GDPR isn’t a country, but don’t mess with it
On May 25, 2018 a raft of European Union data norms will come into effect which constitute the General Data Protection Regulations (GDPR). Despite the acronym’s resemblance to that of a defunct nation, GDPR is Europe-wide, and indeed global when its ramifications are followed to their conclusions. And whereas in old East Germany people’s data belonged to the state and private business was frowned upon, now we have a world in which private business is getting its hands on more and more of people’s data and governments are stepping in to protect their citizens.
European businesses have just months to prepare for GDPR, after which they will be exposed to hefty fines and PR besmirchment for non-compliance. All companies that collect or process the personal data of EU residents must change the way they handle it, and that includes a citizen’s right to be digitally forgotten. Suddenly companies’ CRM and other internal systems have become potential time bombs. Soon they will have to be audited and purged.

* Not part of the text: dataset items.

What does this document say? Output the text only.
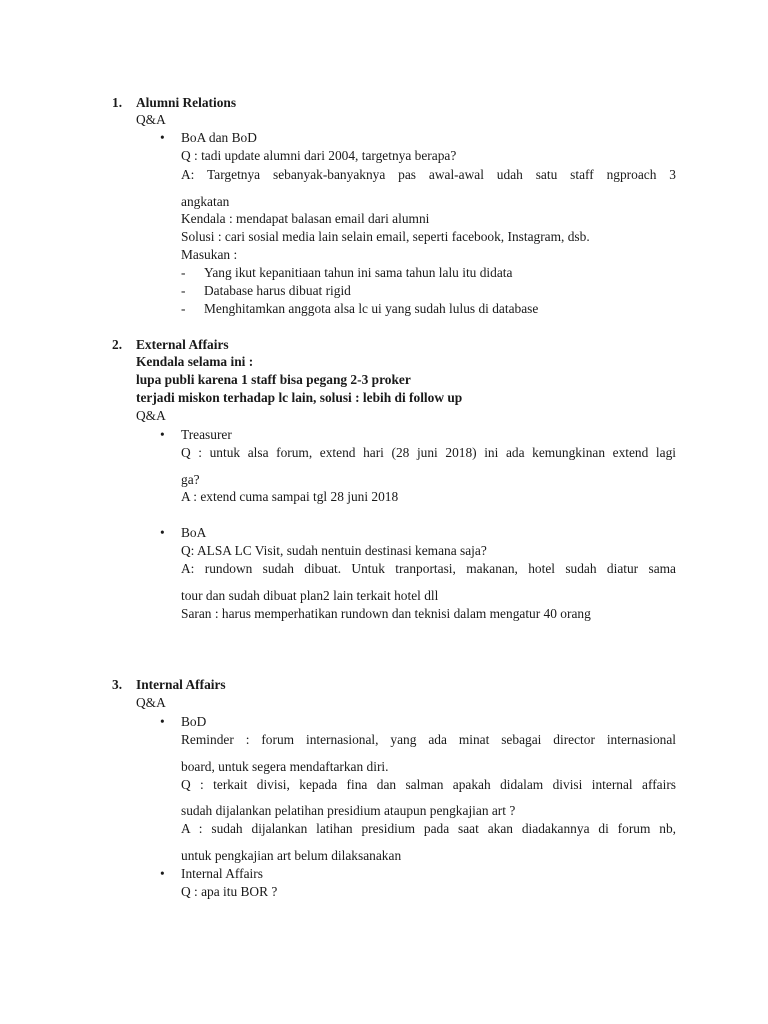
1.	Alumni Relations
Q&A
• BoA dan BoD
Q : tadi update alumni dari 2004, targetnya berapa?
A: Targetnya sebanyak-banyaknya pas awal-awal udah satu staff ngproach 3
angkatan
Kendala : mendapat balasan email dari alumni
Solusi : cari sosial media lain selain email, seperti facebook, Instagram, dsb.
Masukan :
- Yang ikut kepanitiaan tahun ini sama tahun lalu itu didata
- Database harus dibuat rigid
- Menghitamkan anggota alsa lc ui yang sudah lulus di database
2.	External Affairs
Kendala selama ini :
lupa publi karena 1 staff bisa pegang 2-3 proker
terjadi miskon terhadap lc lain, solusi : lebih di follow up
Q&A
• Treasurer
Q : untuk alsa forum, extend hari (28 juni 2018) ini ada kemungkinan extend lagi
ga?
A : extend cuma sampai tgl 28 juni 2018
• BoA
Q: ALSA LC Visit, sudah nentuin destinasi kemana saja?
A: rundown sudah dibuat. Untuk tranportasi, makanan, hotel sudah diatur sama
tour dan sudah dibuat plan2 lain terkait hotel dll
Saran : harus memperhatikan rundown dan teknisi dalam mengatur 40 orang
3.	Internal Affairs
Q&A
• BoD
Reminder : forum internasional, yang ada minat sebagai director internasional
board, untuk segera mendaftarkan diri.
Q : terkait divisi, kepada fina dan salman apakah didalam divisi internal affairs
sudah dijalankan pelatihan presidium ataupun pengkajian art ?
A : sudah dijalankan latihan presidium pada saat akan diadakannya di forum nb,
untuk pengkajian art belum dilaksanakan
• Internal Affairs
Q : apa itu BOR ?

It is essential to start planning for GDPR compliance as early as possible, and obtain buy-in from key people in the organisation. It will require substantial documentation to demonstrate transparency and protect individual’s rights. In large organisations this could have significant budgetary, personnel, IT, governance and communications implications. At the very least a Data Protection Officer should already have been designated to oversee the preparations for compliance.
Businesses need to look at the various types of data processing they carry out, and absolutely nail down the legal basis for carrying it out and documenting it. They need to be ready to handle requests within the new timescales, and do dummy runs to test the practicality and robustness of data deletion in IT terms. In the case of applications and online platforms, consent must be rigorously sought for use of personal data in the form of user opt-in. Ultimately, every EU citizen will need to approve every instance of their personal data being used by a company. Any and every data breach will have to be reported under stricter terms than are currently the case.
If your company is floundering on GDPR and May 2018 is starting to look like an oncoming express train, help is at hand in the form of a new series of training modules from Inspired eLearning.
Kyle Metcalf, CEO of Inspired eLearning, states, “The upcoming implementation of GDPR applies to all companies that collect or process the personal data of EU resident and pertains to both EU and non-EU companies. Our customers, and companies across the globe, have only months to prepare.
“We believe education is paramount to helping companies protect themselves from external threats such as cyber security as well as compliance matters on the local, national and global levels. The penalties for GDPR non-compliance includes fines upwards of 20,000,000 Euros, a risk of class action lawsuits from the data breach victims and long lasting damage to the company’s brand.”